Fascination Brainfuck

Épuisé en douze jours après avoir déclenché une avalanche de critiques littéraires : GRM Brainfuck a frappé fort. Ce roman sait captiver ses lecteurs, malgré le malaise qui s’installe à la lecture.

Sibylle Berg, née en 1968 à Weimar (RDA), vit aujourd’hui entre Zurich et Tel Aviv. Après une formation de marionnettiste, elle s’enfuit en Allemagne de l’Ouest et étudie l’océanographie et les sciences politiques à Hambourg. À la même époque, Berg commence à écrire ; elle a depuis produit un grand nombre de chroniques, de reportages, de romans, de drames et de pièces radiophoniques. Elle publie son premier roman en 1997 avec Chercher le bonheur et crever de rire (traduit par Maryvonne Litaize et Yasmin Hoffmann aux Éditions Jacqueline Chambon), et reçoit par la suite de nombreux prix renommés pour sa production littéraire intense (entre autres le Prix des dramaturges Else Lasker-Schüler et le Prix littéraire de Cassel pour l’humour grotesque). GRM Brainfuck est le quatorzième texte en prose de Sibylle Berg.

 

Le dernier roman de Sibylle Berg, GRM : Brainfuck, est un tour de force de 640 pages qui démonte toute perspective utopique sur le progrès social et technique. Baignant dans la violence, la dépression et un désespoir presque total, le texte offre une perspective profondément dystopique sur le présent et l’avenir : le mode de narration et la structure interférant de plus en plus avec l’intrigue véritable, ils empêchent ainsi toute tentative de tirer un bilan facile à accepter.

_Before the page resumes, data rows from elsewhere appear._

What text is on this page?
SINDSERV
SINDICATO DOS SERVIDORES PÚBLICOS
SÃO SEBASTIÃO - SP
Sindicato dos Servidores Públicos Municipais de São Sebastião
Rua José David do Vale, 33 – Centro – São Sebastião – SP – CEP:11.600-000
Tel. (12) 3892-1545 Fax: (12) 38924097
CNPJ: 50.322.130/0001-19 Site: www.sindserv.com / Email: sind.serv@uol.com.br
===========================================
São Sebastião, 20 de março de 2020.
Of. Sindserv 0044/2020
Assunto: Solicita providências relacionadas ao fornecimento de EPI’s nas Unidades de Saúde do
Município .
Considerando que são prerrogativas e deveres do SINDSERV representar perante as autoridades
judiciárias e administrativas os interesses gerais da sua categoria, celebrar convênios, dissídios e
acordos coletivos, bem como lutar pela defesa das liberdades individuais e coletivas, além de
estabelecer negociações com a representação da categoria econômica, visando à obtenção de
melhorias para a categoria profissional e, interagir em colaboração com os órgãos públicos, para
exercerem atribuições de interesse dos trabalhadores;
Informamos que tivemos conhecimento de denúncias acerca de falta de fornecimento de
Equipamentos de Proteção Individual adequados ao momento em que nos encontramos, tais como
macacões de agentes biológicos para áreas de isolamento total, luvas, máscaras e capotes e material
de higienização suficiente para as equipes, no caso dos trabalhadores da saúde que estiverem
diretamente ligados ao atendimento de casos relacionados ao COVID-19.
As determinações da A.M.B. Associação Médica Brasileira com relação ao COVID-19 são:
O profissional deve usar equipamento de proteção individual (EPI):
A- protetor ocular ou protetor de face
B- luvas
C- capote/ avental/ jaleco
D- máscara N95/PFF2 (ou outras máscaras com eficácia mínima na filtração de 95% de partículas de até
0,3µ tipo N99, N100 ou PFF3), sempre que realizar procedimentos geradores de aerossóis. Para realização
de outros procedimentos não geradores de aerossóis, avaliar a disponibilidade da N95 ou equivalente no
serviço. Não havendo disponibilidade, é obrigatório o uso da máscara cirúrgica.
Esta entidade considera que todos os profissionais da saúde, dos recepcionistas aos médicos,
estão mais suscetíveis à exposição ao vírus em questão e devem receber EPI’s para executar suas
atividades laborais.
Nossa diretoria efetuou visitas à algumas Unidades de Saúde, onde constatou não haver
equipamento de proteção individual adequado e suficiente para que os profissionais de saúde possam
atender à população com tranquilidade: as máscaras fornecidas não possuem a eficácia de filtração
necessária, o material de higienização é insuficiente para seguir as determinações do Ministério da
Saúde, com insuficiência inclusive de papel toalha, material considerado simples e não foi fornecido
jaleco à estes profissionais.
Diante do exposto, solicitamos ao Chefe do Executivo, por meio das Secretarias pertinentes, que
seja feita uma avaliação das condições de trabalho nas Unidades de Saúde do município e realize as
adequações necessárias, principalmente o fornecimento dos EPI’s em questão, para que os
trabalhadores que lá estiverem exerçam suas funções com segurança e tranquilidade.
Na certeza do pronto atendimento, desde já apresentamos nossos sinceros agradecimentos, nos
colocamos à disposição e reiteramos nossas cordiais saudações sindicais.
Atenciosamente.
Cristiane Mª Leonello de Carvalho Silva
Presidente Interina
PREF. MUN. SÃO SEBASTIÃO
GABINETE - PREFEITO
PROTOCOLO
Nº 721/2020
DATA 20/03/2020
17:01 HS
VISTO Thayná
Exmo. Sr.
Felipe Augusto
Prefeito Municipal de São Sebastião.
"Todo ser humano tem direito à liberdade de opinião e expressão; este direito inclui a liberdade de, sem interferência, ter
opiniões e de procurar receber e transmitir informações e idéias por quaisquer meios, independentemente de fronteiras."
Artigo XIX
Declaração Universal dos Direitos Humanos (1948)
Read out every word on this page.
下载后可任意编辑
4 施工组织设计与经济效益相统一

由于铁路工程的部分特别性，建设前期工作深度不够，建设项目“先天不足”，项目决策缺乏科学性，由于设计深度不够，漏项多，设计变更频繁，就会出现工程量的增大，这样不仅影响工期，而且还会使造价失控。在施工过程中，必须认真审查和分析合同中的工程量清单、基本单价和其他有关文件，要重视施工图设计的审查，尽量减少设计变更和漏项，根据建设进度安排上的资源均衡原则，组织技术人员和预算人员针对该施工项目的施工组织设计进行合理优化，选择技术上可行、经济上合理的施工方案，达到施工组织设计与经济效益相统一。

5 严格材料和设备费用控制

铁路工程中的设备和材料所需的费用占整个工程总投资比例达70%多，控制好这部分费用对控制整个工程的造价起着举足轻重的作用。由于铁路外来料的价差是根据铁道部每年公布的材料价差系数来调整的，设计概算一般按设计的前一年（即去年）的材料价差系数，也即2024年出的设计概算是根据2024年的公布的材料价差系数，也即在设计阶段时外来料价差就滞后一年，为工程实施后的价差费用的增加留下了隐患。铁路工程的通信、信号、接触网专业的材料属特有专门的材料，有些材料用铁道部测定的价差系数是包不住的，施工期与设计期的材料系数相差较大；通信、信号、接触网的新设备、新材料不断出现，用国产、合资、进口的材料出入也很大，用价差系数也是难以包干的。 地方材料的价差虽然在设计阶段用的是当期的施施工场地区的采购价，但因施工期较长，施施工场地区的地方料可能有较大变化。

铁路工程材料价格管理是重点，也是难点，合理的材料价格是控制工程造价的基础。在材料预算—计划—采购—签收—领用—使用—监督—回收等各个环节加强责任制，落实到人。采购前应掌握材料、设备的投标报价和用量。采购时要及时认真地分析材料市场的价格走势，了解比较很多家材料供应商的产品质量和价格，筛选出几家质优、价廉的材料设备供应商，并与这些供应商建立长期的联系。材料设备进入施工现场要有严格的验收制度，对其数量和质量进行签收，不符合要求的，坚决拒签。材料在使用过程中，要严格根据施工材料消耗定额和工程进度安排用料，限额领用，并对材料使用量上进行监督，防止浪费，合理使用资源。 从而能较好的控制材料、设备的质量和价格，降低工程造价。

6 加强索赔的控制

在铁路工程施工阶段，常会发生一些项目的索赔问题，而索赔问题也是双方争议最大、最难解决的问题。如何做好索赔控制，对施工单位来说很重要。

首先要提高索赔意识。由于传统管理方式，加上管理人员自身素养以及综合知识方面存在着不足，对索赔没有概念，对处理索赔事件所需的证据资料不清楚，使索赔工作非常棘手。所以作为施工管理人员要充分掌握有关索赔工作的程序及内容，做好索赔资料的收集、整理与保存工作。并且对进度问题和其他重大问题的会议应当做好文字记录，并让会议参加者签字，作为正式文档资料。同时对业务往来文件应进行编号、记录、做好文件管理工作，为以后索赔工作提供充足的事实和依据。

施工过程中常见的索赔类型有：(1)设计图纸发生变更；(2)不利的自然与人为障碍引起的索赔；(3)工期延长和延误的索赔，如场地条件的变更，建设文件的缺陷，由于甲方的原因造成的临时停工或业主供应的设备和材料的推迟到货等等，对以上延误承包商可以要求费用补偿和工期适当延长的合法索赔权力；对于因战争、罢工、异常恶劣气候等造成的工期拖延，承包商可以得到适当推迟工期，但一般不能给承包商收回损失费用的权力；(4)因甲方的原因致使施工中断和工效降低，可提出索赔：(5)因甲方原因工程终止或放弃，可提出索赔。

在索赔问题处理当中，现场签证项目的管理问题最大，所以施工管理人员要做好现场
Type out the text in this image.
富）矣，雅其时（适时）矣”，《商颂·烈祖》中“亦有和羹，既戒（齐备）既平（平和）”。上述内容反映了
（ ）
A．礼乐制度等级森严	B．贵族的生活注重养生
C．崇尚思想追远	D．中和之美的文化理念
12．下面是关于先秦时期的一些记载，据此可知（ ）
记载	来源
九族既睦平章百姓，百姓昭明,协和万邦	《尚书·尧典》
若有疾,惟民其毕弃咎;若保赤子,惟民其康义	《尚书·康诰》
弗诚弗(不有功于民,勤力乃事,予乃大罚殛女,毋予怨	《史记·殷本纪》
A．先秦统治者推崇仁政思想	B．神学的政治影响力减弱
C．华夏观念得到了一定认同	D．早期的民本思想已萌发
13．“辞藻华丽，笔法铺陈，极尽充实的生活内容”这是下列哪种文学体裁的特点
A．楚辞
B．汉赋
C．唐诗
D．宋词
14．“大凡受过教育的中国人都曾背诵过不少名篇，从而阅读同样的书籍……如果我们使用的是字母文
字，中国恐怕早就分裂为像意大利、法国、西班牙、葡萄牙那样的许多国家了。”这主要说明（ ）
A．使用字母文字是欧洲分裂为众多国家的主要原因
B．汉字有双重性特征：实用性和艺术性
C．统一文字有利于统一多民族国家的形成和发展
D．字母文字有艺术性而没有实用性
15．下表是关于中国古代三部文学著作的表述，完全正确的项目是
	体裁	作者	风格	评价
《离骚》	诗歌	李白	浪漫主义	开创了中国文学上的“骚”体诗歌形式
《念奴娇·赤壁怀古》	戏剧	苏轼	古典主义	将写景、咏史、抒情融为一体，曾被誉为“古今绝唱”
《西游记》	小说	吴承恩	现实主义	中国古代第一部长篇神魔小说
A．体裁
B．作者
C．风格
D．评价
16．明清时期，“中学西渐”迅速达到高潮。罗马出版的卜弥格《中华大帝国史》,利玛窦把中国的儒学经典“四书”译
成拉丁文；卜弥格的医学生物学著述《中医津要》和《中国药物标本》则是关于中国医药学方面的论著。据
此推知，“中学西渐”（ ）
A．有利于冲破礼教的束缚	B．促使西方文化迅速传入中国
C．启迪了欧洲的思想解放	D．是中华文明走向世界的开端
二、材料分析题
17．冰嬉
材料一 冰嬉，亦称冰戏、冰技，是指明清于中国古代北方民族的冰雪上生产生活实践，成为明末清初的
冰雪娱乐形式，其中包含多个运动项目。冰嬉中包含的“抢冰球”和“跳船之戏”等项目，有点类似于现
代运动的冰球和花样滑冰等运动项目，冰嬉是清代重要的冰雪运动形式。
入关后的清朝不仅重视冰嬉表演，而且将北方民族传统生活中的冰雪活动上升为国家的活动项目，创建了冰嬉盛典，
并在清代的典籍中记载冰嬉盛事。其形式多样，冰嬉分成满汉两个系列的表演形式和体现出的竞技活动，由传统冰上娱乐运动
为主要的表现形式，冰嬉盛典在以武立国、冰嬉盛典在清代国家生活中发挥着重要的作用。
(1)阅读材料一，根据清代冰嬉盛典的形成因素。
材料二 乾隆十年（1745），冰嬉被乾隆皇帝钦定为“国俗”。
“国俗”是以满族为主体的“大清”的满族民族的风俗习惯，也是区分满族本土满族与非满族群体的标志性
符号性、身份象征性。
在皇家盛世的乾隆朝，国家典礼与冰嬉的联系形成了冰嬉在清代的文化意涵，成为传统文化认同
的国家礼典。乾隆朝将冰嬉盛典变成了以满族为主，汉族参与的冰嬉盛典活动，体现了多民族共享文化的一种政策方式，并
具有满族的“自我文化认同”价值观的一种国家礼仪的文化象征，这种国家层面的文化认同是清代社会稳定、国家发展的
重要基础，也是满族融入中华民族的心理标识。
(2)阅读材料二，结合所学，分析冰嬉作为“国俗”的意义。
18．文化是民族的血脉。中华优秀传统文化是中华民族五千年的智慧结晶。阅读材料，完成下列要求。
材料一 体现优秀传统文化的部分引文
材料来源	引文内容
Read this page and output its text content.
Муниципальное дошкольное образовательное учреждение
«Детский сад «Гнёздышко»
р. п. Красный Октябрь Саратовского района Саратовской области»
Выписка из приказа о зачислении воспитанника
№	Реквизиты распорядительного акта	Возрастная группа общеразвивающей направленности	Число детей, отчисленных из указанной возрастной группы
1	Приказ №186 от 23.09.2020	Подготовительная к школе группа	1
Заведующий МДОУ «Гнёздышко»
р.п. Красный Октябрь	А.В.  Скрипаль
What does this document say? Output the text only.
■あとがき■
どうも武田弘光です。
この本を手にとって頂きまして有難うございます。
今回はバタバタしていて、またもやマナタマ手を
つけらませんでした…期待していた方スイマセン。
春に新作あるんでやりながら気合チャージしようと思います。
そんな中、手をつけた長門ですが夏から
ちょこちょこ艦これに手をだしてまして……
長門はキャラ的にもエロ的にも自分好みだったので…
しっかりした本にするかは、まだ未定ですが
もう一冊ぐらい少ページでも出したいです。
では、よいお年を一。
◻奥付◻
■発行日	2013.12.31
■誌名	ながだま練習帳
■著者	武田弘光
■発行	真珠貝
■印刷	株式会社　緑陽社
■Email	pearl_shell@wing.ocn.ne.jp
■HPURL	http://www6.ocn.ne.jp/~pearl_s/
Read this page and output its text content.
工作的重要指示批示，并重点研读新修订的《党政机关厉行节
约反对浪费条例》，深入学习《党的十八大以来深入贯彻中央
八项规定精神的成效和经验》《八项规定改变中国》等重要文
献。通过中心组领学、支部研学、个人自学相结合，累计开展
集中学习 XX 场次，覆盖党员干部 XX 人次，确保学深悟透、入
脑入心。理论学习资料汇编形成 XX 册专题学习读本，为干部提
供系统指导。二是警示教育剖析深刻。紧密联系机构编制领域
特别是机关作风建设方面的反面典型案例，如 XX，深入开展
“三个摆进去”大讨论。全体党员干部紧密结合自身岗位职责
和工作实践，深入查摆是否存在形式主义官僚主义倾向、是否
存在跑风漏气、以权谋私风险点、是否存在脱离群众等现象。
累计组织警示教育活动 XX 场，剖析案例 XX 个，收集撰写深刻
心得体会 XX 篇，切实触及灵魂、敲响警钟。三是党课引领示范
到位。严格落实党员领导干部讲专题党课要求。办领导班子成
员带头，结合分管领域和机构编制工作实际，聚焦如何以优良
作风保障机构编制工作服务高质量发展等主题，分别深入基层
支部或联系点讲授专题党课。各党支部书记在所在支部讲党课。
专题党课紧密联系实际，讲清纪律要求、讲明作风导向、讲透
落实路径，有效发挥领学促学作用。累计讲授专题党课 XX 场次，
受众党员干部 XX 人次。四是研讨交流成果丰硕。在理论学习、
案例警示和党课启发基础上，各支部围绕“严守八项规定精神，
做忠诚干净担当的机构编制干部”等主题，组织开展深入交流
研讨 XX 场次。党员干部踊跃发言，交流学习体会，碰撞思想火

Mais pourquoi donc le grime ? Ou pour poser la question autrement : que peut donc apporter ce style musical principalement conçu, produit et écouté en Grande-Bretagne à un roman dystopique en allemand ? Il y a d’une part l’utilisation relativement simple du grime comme motif narratif récurrent : la musique comme échappatoire au quotidien, comme porteuse d’espoir. Don, Hannah, Peter et Karen, les protagonistes principaux, se réfugient à plusieurs reprises dans leurs vidéoclips préférés quand leur vie infernale montre une fois de plus son visage monstrueux. Et c’est souvent le cas : même dans la petite ville anglaise de Rochdale, le triste quotidien des enfants est principalement constitué de violence et de désespoir, chaque issue de secours potentielle se révèle n’être finalement qu’un nouveau supplice. Fuite vers la grande ville de Londres, distraction apportée par un grime déjà complètement commercialisé : tous les moyens sont bons pour que le texte écrase encore plus tout espoir utopique de salut. Éternels outsiders, les jeunes observent la société britannique sombrer dans le populisme, la surveillance totale et une déchéance sociale implacable. Les chansons et les vidéos sont vides de sens, et les artistes tout aussi cyniques et brutaux que le reste du monde. Quand Don suggère de détendre l’atmosphère en rappant leurs chansons préférées, les protagonistes sont confrontés à un échec tout aussi lamentable que leur vaine tentative de maintenir ensemble leur petit groupe de quatre amis, devenu leur famille de substitution.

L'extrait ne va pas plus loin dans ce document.